The impurities removal filter of the present invention was made using parts such as steel cases 4 and 5. As a result of arranging and using this impurity removal filter in the refrigeration cycle using the HFC-based refrigerant shown in FIG. 3, it was possible to operate stably for a long period of time.

[0018]

EFFECT OF THE INVENTION The present invention comprises removal of impurities in a refrigeration cycle using an HFC-based refrigerant, which is characterized by comprising a calcined product containing activated carbon as a main component and a calcined product containing activated alumina and synthetic zeolite as a main component. It is a filter that can be used by arranging it in the refrigeration cycle to reduce the contamination components generated from friction and wear of the sliding parts when using ester-based lubricating oil in the refrigeration cycle. Abrasion can be reduced, the generation of polymer components of metallic soap and ester oil can be suppressed, and adsorption can be removed
Adsorbs and removes organic material extracts, adsorbs and removes insoluble components such as rust preventives for assembled processed parts, reduces the flow rate / damage relationship of the desiccant, and wears sliding parts due to desiccant wear powder Therefore, the refrigeration cycle can be stably operated over a long period of time. The impurity removal filter of the present invention is economical because it has a simple structure, and has high industrial utility value because it has a large effect as described above.
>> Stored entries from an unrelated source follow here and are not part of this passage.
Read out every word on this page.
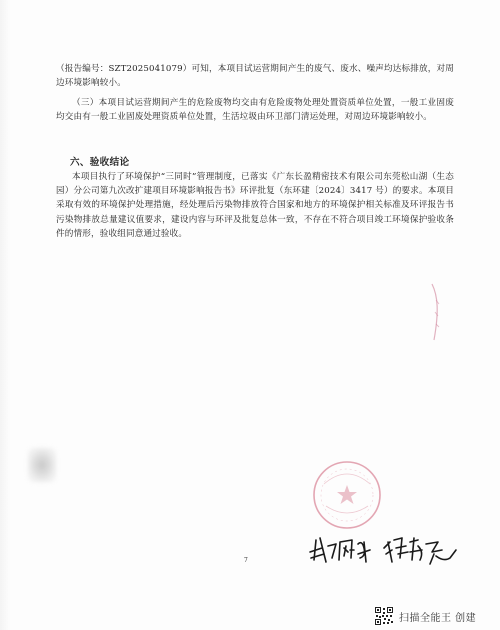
（报告编号：SZT2025041079）可知，本项目试运营期间产生的废气、废水、噪声均达标排放，对周边环境影响较小。

（三）本项目试运营期间产生的危险废物均交由有危险废物处理处置资质单位处置，一般工业固废均交由有一般工业固废处理资质单位处置，生活垃圾由环卫部门清运处理，对周边环境影响较小。

六、验收结论

本项目执行了环境保护“三同时”管理制度，已落实《广东长盈精密技术有限公司东莞松山湖（生态园）分公司第九次改扩建项目环境影响报告书》环评批复（东环建〔2024〕3417 号）的要求。本项目采取有效的环境保护处理措施，经处理后污染物排放符合国家和地方的环境保护相关标准及环评报告书污染物排放总量建议值要求，建设内容与环评及批复总体一致，不存在不符合项目竣工环境保护验收条件的情形，验收组同意通过验收。

7
扫描全能王 创建
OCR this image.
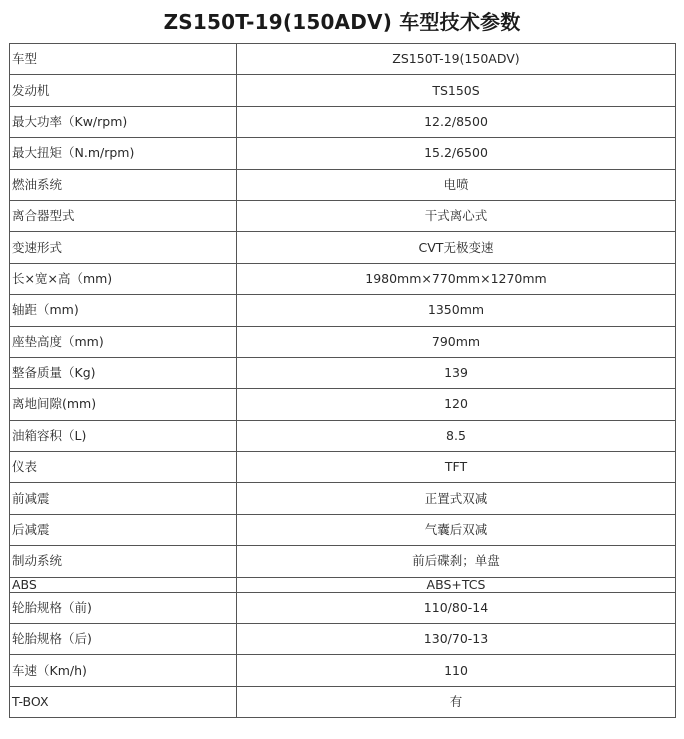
ZS150T-19(150ADV) 车型技术参数
车型	ZS150T-19(150ADV)
发动机	TS150S
最大功率（Kw/rpm)	12.2/8500
最大扭矩（N.m/rpm)	15.2/6500
燃油系统	电喷
离合器型式	干式离心式
变速形式	CVT无极变速
长×宽×高（mm)	1980mm×770mm×1270mm
轴距（mm)	1350mm
座垫高度（mm)	790mm
整备质量（Kg)	139
离地间隙(mm)	120
油箱容积（L)	8.5
仪表	TFT
前减震	正置式双减
后减震	气囊后双减
制动系统	前后碟刹；单盘
ABS	ABS+TCS
轮胎规格（前)	110/80-14
轮胎规格（后)	130/70-13
车速（Km/h)	110
T-BOX	有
[Brief description of drawings]

FIG. 1 is a cross-sectional explanatory view of an impurity removal filter of the present invention.

FIG. 2 is a cross-sectional explanatory view of a conventional impurity removal filter.

FIG. 3 is an explanatory diagram of a refrigeration cycle.

[Explanation of symbols]

1 Impurity Removal Filter 2 Sintered Body of Activated Carbon 3 Fired Body Consisting of Activated Alumina and Synthetic Zeolite 4, 5 Steel Case 6 Leaf Spring 7 SPCC Material 8 Heat Resistant Adhesive 9 Wire Mesh 10 Packing 11 Compressor 12 Condenser 13 Dryer 14 Activated carbon filter 15 Expansion valve 16 Evaporator 17 Accumulator

Claims (2)

[Claims] 1. A fired product containing activated carbon as a main component and a fired product containing active alumina and synthetic zeolite as main components, which are used by being arranged in a refrigeration cycle using an HFC-based refrigerant. Characteristic filter for removing impurities in refrigeration cycle using HFC refrigerant. 2. The HF according to claim 1, wherein the fired product containing activated carbon as a main component and the fired product containing activated alumina and synthetic zeolite as a main component are integrally molded.
Impurity removal filter in refrigeration cycle using C refrigerant.